Wednesday, June 01, 2005

Costello's budget prepares for the future

The response to the 2005-06 federal budget illustrated the extent to which economists are stuck in policies of the Keating era.

The dominant critique of the budget was that its centrepiece, the tax cut and tax-threshold increase, was irresponsible in the extreme;  that they would add demand pressure to an already supply-constrained economy and thereby force the Reserve Bank of Australia to increase interest rates;  that they would give permanent tax cuts with temporary revenue, thereby putting pressure on future budgets;  and that they failed to save for the future demands of an ageing population.

This is unreconstructed Keynesian economics, much beloved by Keating, which was based on the belief that governments can and need to use fiscal policy as an active tool to micro-manage the pace of the economy.  It also assumes that government should and can be responsible for increasing savings and for funding us in our old age.

Even a cursory look back over data from the Keating years shows the flaws of this approach.  The growth path of the economy matched that of a roller-coaster.  Fiscal policy accentuated the volatility of the economy.  Admittedly they were exciting times for economists, particularly those with the task of predicting the pace of the economy, but investors and savers do not want excitement or volatility.
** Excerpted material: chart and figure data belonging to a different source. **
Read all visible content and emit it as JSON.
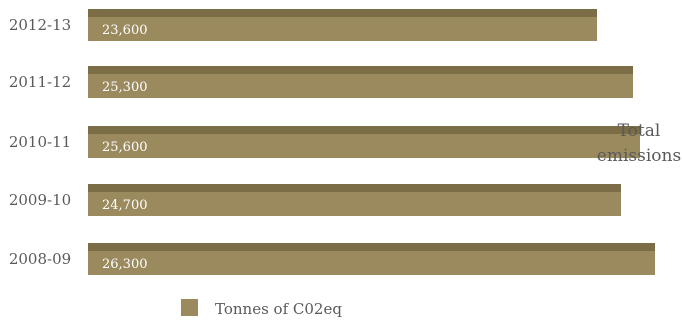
{
  "chart_data": {
    "type": "bar",
    "orientation": "horizontal",
    "categories": [
      "2012-13",
      "2011-12",
      "2010-11",
      "2009-10",
      "2008-09"
    ],
    "series": [
      {
        "name": "Tonnes of C02eq",
        "values": [
          23600,
          25300,
          25600,
          24700,
          26300
        ],
        "value_labels": [
          "23,600",
          "25,300",
          "25,600",
          "24,700",
          "26,300"
        ]
      }
    ],
    "side_label": [
      "Total",
      "emissions"
    ],
    "legend_position": "bottom",
    "colors": {
      "bar": "#9a8a5e",
      "bar_top": "#7b6d45"
    },
    "grid": false
  }
}
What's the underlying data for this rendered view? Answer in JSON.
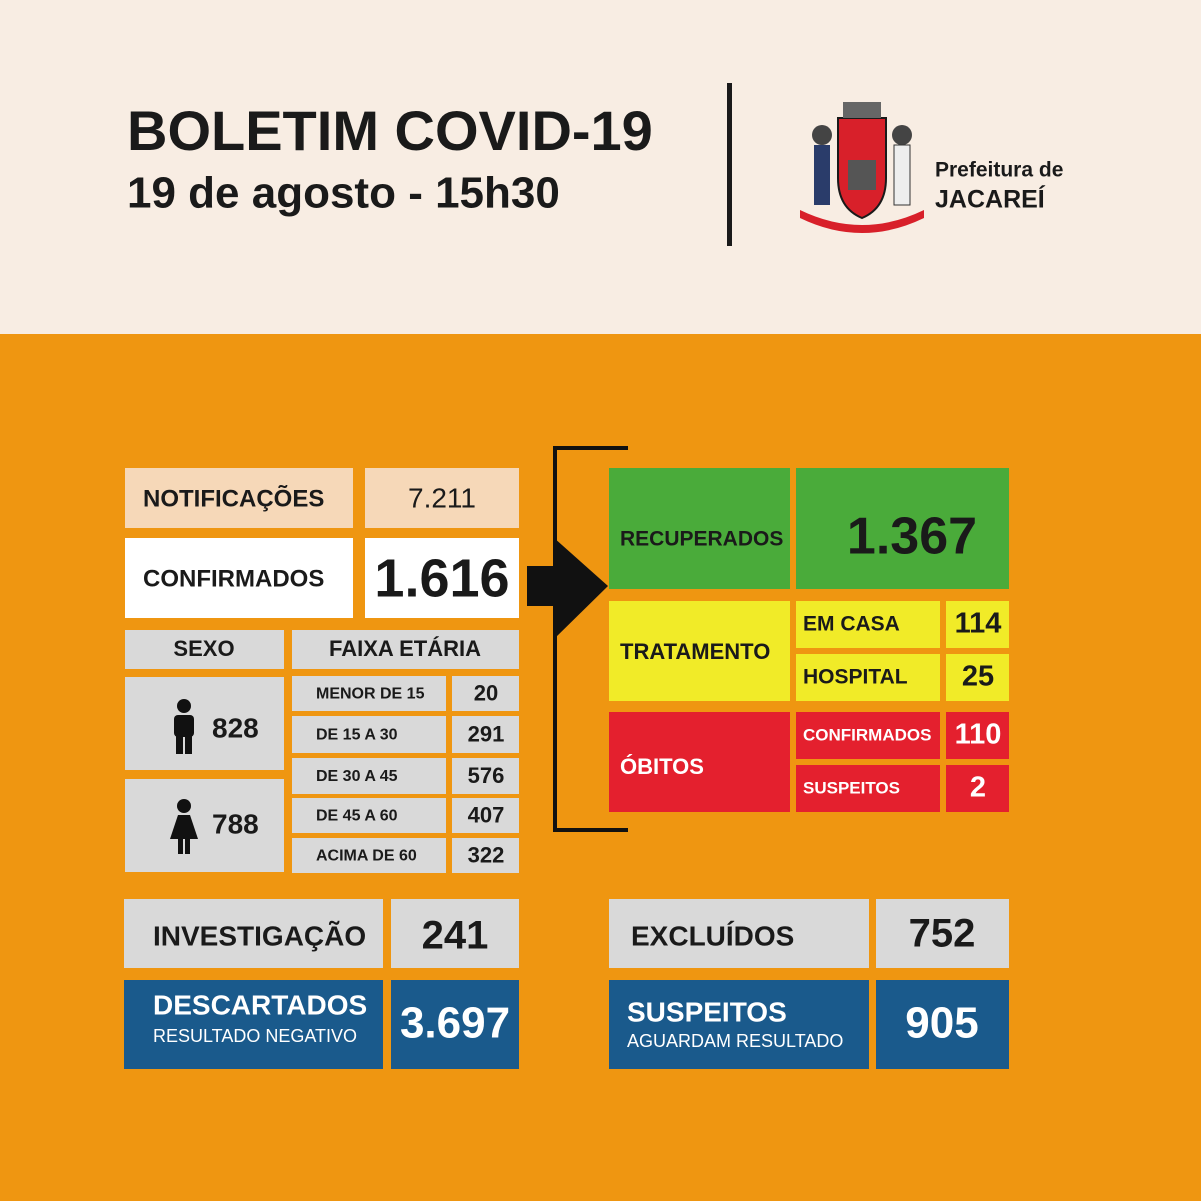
{
  "header": {
    "title": "BOLETIM COVID-19",
    "subtitle": "19 de agosto - 15h30"
  },
  "logo": {
    "line1": "Prefeitura de",
    "line2": "JACAREÍ"
  },
  "notificacoes": {
    "label": "NOTIFICAÇÕES",
    "value": "7.211"
  },
  "confirmados": {
    "label": "CONFIRMADOS",
    "value": "1.616"
  },
  "sexo": {
    "label": "SEXO",
    "masculino": "828",
    "feminino": "788"
  },
  "faixa_etaria": {
    "label": "FAIXA ETÁRIA",
    "rows": [
      [
        "MENOR DE 15",
        "20"
      ],
      [
        "DE 15 A 30",
        "291"
      ],
      [
        "DE 30 A 45",
        "576"
      ],
      [
        "DE 45 A 60",
        "407"
      ],
      [
        "ACIMA DE 60",
        "322"
      ]
    ]
  },
  "investigacao": {
    "label": "INVESTIGAÇÃO",
    "value": "241"
  },
  "descartados": {
    "label": "DESCARTADOS",
    "sublabel": "RESULTADO NEGATIVO",
    "value": "3.697"
  },
  "recuperados": {
    "label": "RECUPERADOS",
    "value": "1.367"
  },
  "tratamento": {
    "label": "TRATAMENTO",
    "rows": [
      [
        "EM CASA",
        "114"
      ],
      [
        "HOSPITAL",
        "25"
      ]
    ]
  },
  "obitos": {
    "label": "ÓBITOS",
    "rows": [
      [
        "CONFIRMADOS",
        "110"
      ],
      [
        "SUSPEITOS",
        "2"
      ]
    ]
  },
  "excluidos": {
    "label": "EXCLUÍDOS",
    "value": "752"
  },
  "suspeitos": {
    "label": "SUSPEITOS",
    "sublabel": "AGUARDAM RESULTADO",
    "value": "905"
  }
}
The simple fact is:  governments do not save, only people do.  Governments spend.  Governments take funds via taxation from people.  The act of extracting money through taxation, particularly in Australia with its high rates of tax on savings, diminishes savings.  It encourages immediate consumption rather than savings.

As for coping with an ageing population, the government's main role must be to ensure that its many programs from welfare to industrial relations to taxation, do not inhibit people from taking care of themselves.

Treasurer Peter Costello from his first budget rejected the Keating approach and adopted a stance of fiscal stability biased towards savings.  The states have done the same, at least up to this year.  That is, since Keating, governments have maintained small, stable budget surpluses with surpluses and the proceeds of asset sales used to reduce debt.  Money left over after a surplus is achieved has been used to fund tax cuts and/ or additional spending.  This stance has added to the stability of the economy and has allowed governments to reduce net debt by $136 billion, thereby improving their ability to meet the demands of an ageing population.

The 2005-06 federal budget continued the Costello steady-as-you-go fiscal stance even during a period of plenty.  The budget forecasts a large boost in revenue of about $65 billion over the 2004-2008 period, generated by economic growth, particularly in the mining sector.  It allocates nearly 40 per cent of this windfall to savings in the form of the Future Fund to repay its debt to public servants, and eliminating the superannuation surcharge.  It allocates about 30 per cent of the additional revenue to spending, most notably on its welfare-to-work program.  And it allocates another one third or about $19 billion (excluding superannuation tax cuts) to reduce across the board the burden of income tax.

Many economists argued against tax cuts, claiming that the boost in tax revenue is temporary.  This is highly speculative and improbable.  The increase in tax revenue is being driven in the main by the rise in demand from China and there is no reason to expect this to be a temporary phenomenon.

They criticised the tax cuts as dangerously expansionary, despite the economy clearly slowing and larger budget surpluses now forecast for the next four years.

They criticised the budget as undermining savings by giving funds back rather than retaining them with government.  The idea that nearly the full $65 billion should be stacked away in a leaky government vault to pay for the retirement of baby boomers is absurd and inequitable.

Costello has done the right thing.  He has shifted the focus of fiscal policy from the short term to the long term and shifted the focus of government spending, from enabling the government to help people to enabling individuals to take care for themselves.

The change in fiscal stance has been one of the seminal reforms of recent years and a major reason for the Australian economy's continuing success.  It has helped place us in a better position to address the future than just about any comparable country.

It's time economic commentators got real.